Julie Livingston, Professor of Social and Cultural Analysis and History at New York University, visited Williams on Thursday, October 26th to give a talk on her recent work investigating the American landscape of cars and incarceration. Before her talk, Livingston joined students of the 1960’s Scholars Program to engage in a seminar-style discussion covering public health, the capitalist fixation on “self-devouring growth,” and how our bodies are deeply related to the political system, all of which are integral topics to Livingston’s work.

After the seminar, Livingston and the scholars enjoyed a dinner at The Log before Livingston’s talk to the larger Williams community. The focus of her talk was how “cars form the landscape for our social and material existence,” and how that existence perpetuates unjust systems of poverty and racism. Livingston and her fellow research colleagues conducted interviews with formerly incarcerated men to investigate the nature of carceral economies in New York City. The researchers noticed that automobiles kept coming up in the interviews, especially the importance of car ownership to personal identity and an individual’s sense of their own freedom. Culturally, the car is the freedom machine in America, but it takes on another meaning for people of color who are disproportionately policed, over-ticketed, incarcerated, and impoverished.

Livingston also spoke on these systems of injustice that she researched in her most recent book, Cars and Jails: Dreams of Freedom, Realities of Debt and Prison, which she co-wrote with Andrew Ross. In the book, Livingston and Ross emphasize the role of the automobiles in perpetuating these violent social cycles. Americans currently owe more than $1.4 trillion in car debt, money that many are unable to pay. Car debt is often unfairly racked up to make the car owner owe more than the original price they paid for the vehicle. Livingston illustrated this predatory system through the story of Jumaane (pseudonym), who was able to save $5,000 after getting out of prison and planned to invest some of that money in a car. He received a letter in the mail informing him that he had 40,000 points of credit to put towards a new car. Jumaane put down a $3,000 deposit from his savings after aggressive persuasion from the dealership, but when he came back the next day, they told him that the credit score he had received in the mail was invalid, he couldn’t get his down payment back, and he would have to pay out the rest of the credit in installments that would amount to $40,000 over the coming years; this amount was more than double the initial value of the car, which came in at $18,000. This story demonstrates the lack of regulation rampant in the automobile economy and the predatory practices that exploit vulnerable communities.

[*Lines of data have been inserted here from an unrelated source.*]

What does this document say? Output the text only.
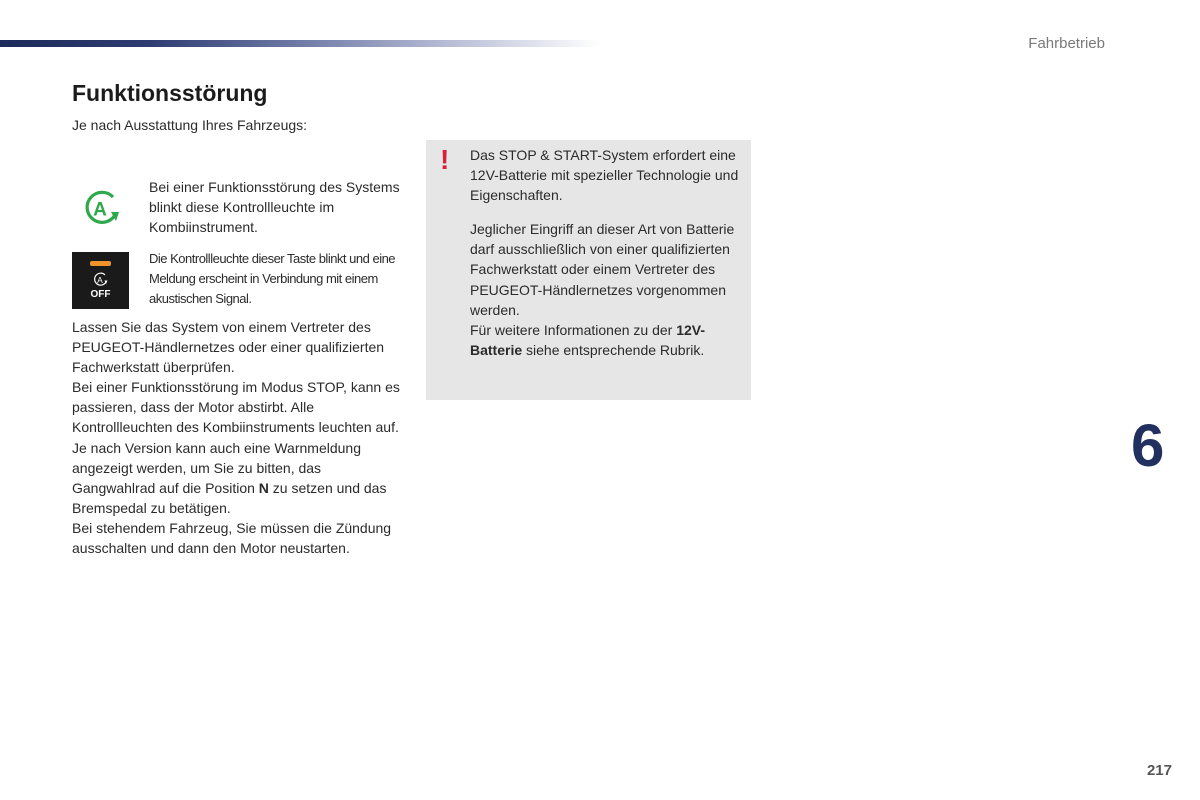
Fahrbetrieb
Funktionsstörung
Je nach Ausstattung Ihres Fahrzeugs:
A
Bei einer Funktionsstörung des Systems blinkt diese Kontrollleuchte im Kombiinstrument.
A
OFF
Die Kontrollleuchte dieser Taste blinkt und eine Meldung erscheint in Verbindung mit einem akustischen Signal.

Lassen Sie das System von einem Vertreter des PEUGEOT-Händlernetzes oder einer qualifizierten Fachwerkstatt überprüfen.

Bei einer Funktionsstörung im Modus STOP, kann es passieren, dass der Motor abstirbt. Alle Kontrollleuchten des Kombiinstruments leuchten auf.

Je nach Version kann auch eine Warnmeldung angezeigt werden, um Sie zu bitten, das Gangwahlrad auf die Position N zu setzen und das Bremspedal zu betätigen.

Bei stehendem Fahrzeug, Sie müssen die Zündung ausschalten und dann den Motor neustarten.

! Das STOP & START-System erfordert eine 12V-Batterie mit spezieller Technologie und Eigenschaften.

Jeglicher Eingriff an dieser Art von Batterie darf ausschließlich von einer qualifizierten Fachwerkstatt oder einem Vertreter des PEUGEOT-Händlernetzes vorgenommen werden.

Für weitere Informationen zu der 12V-Batterie siehe entsprechende Rubrik.

6
217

At the heart of Livingston’s work is the connection between the automobile industry and the justice system. Revenue policing embodies this connection, as it generates income from traffic tickets and fees as well as other extractive practices implemented by police. This practice of profiting off of minor traffic incursions is violent in communities of color, where police brutality is a major threat. Livingston emphasized that Black and Brown Americans have to carefully navigate around areas that they call “red zones,” which have higher police activity. The money made off of citizens from ticketing goes to the salaries of judges and other municipal officials, incentivizing them to increase policing. This leads to more incarceration, landing people in a cycle of debt that they can never escape from and trapping communities in poverty. The prominence of the automobile is what allows this system to function and continue.

Livingston concluded her talk with a note of optimism: in the academic realm, we can visualize these systems that hide in plain sight and thus attempt to deconstruct them. By working with colleagues in the lab and talking to curious students, Livingston sees the organic analysis of right and wrong taking shape and planting seeds for change. By exposing the realities of power and inequality in our American landscape, we can see the vast amount of work systematic and personal work that needs to be done, but at least we now know what it is we need to do: we should reinvest the revenue from policing into public transportation, make more communities walkable, and choose to support the infrastructures and economies of our neighborhoods rather than draw money away from individuals and landing them in a perpetual system of debt and incarceration. Livingston’s work is to look the injustice in the eye and call it out for what it is, to take the first step in change-making by untangling the threads of the system to reveal a vision for a different future based on a true meaning of freedom, one that isn’t selective or dependent on our personal vehicles.